As I sit now on a high mountain slope in the foothills of the Beartooths, hairy woodpedckers are feeding in front of me. Down slope and to the west, a flicker entered a low cavity. Farther west a red-napped sapsucker fed chicks. 50 feet from them a mountain bluebird visited a hole in a dead aspen. Just above me three towed woodpeckers and a downy woodpecker pair nested. I also located chickadees, tree swallows and fly catchers. Not to mention juncos and chipping sparrows.

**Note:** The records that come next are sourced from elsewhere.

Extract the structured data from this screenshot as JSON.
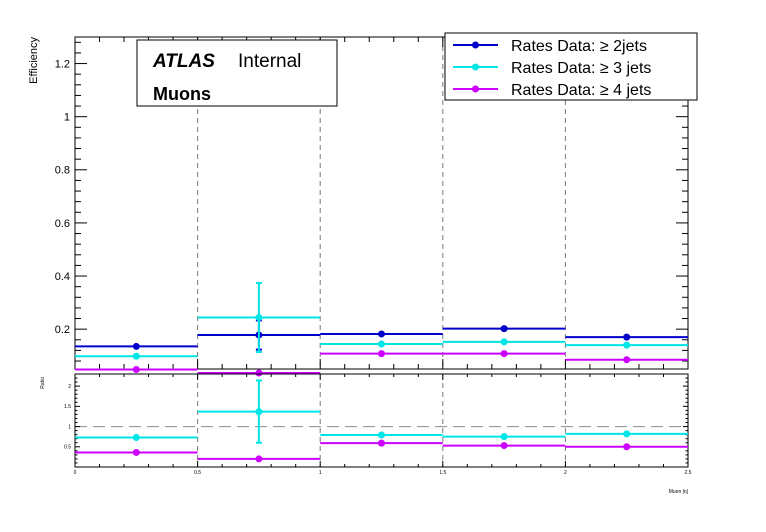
{
  "chart_data": [
    {
      "type": "scatter",
      "panel": "main",
      "ylabel": "Efficiency",
      "xlim": [
        0,
        2.5
      ],
      "ylim": [
        0.05,
        1.3
      ],
      "y_ticks": [
        "0.2",
        "0.4",
        "0.6",
        "0.8",
        "1",
        "1.2"
      ],
      "grid": "vertical dashed at bin edges",
      "atlas_label": "ATLAS",
      "atlas_status": "Internal",
      "channel_label": "Muons",
      "legend_placement": "top-right",
      "bins": [
        [
          0,
          0.5
        ],
        [
          0.5,
          1.0
        ],
        [
          1.0,
          1.5
        ],
        [
          1.5,
          2.0
        ],
        [
          2.0,
          2.5
        ]
      ],
      "series": [
        {
          "name": "Rates Data: ≥ 2jets",
          "color": "#0000cc",
          "values": [
            0.135,
            0.178,
            0.182,
            0.202,
            0.17
          ],
          "yerr": [
            0.0,
            0.055,
            0.0,
            0.0,
            0.0
          ]
        },
        {
          "name": "Rates Data: ≥ 3 jets",
          "color": "#00e5e5",
          "values": [
            0.098,
            0.244,
            0.144,
            0.152,
            0.14
          ],
          "yerr": [
            0.0,
            0.13,
            0.0,
            0.0,
            0.0
          ]
        },
        {
          "name": "Rates Data: ≥ 4 jets",
          "color": "#cc00ff",
          "values": [
            0.048,
            0.035,
            0.108,
            0.108,
            0.085
          ],
          "yerr": [
            0.0,
            0.0,
            0.0,
            0.0,
            0.0
          ]
        }
      ]
    },
    {
      "type": "scatter",
      "panel": "ratio",
      "ylabel": "Ratio",
      "xlabel": "Muon |η|",
      "xlim": [
        0,
        2.5
      ],
      "ylim": [
        0,
        2.3
      ],
      "reference_line": 1,
      "y_ticks": [
        "0.5",
        "1",
        "1.5",
        "2"
      ],
      "x_ticks": [
        "0",
        "0.5",
        "1",
        "1.5",
        "2",
        "2.5"
      ],
      "bins": [
        [
          0,
          0.5
        ],
        [
          0.5,
          1.0
        ],
        [
          1.0,
          1.5
        ],
        [
          1.5,
          2.0
        ],
        [
          2.0,
          2.5
        ]
      ],
      "series": [
        {
          "name": "Rates Data: ≥ 3 jets",
          "color": "#00e5e5",
          "values": [
            0.73,
            1.37,
            0.79,
            0.75,
            0.82
          ],
          "yerr": [
            0.0,
            0.77,
            0.0,
            0.0,
            0.0
          ]
        },
        {
          "name": "Rates Data: ≥ 4 jets",
          "color": "#cc00ff",
          "values": [
            0.36,
            0.2,
            0.59,
            0.53,
            0.5
          ],
          "yerr": [
            0.0,
            0.0,
            0.0,
            0.0,
            0.0
          ]
        }
      ]
    }
  ]
}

Since the hairys and red-naped were close to fledging, I worked these first. There are different ways to approach photographing such nests. One can place a wide lens a couple of feet away and fire with a remote, use a larger lens and set up some 30 feet away and use a remote or set up farther away and use an even bigger lens. I chose the middle option, using my 300 and sitting some 25 yards away under a shade tree triggering my camera with a remote. This allows the birds to come freely, especially after I set a branch against my camera for camouflage.
I noticed at most nests, it was the male who entered the cavities to clean out the waste and debris. However, the females appeared to make the most visits with food.
Also, it was curious that a downy woodpecker would nest so close to his larger cousin, the hairy woodpecker. I've only located one other downy nest in the Beartooths and once again a hairy nest was nearby.
Another trend continued. As my great gray nest was just over the hill, once again a three toed woodpecker occurred in his territory. I find these woodpeckers and great grays seem to require the exact same habitat.
Also notice the dark spot four inches below the cavity. That indicated a nest is active even before you see the birds. (It's dirt from the tail feathers.)
There's other life about too. Sand-hill cranes trumpet from the flats. Red squirrels scurry by carrying bedding. Bear scat is everywhere. Blue grouse parade by with their tiny chicks. Golden rod spiders cling to the abundant flowers.
And now with the warmer temperatures, mosquitoes are swarming.
There goes a female williamson sapsucker. I'll have to go try to find that nest!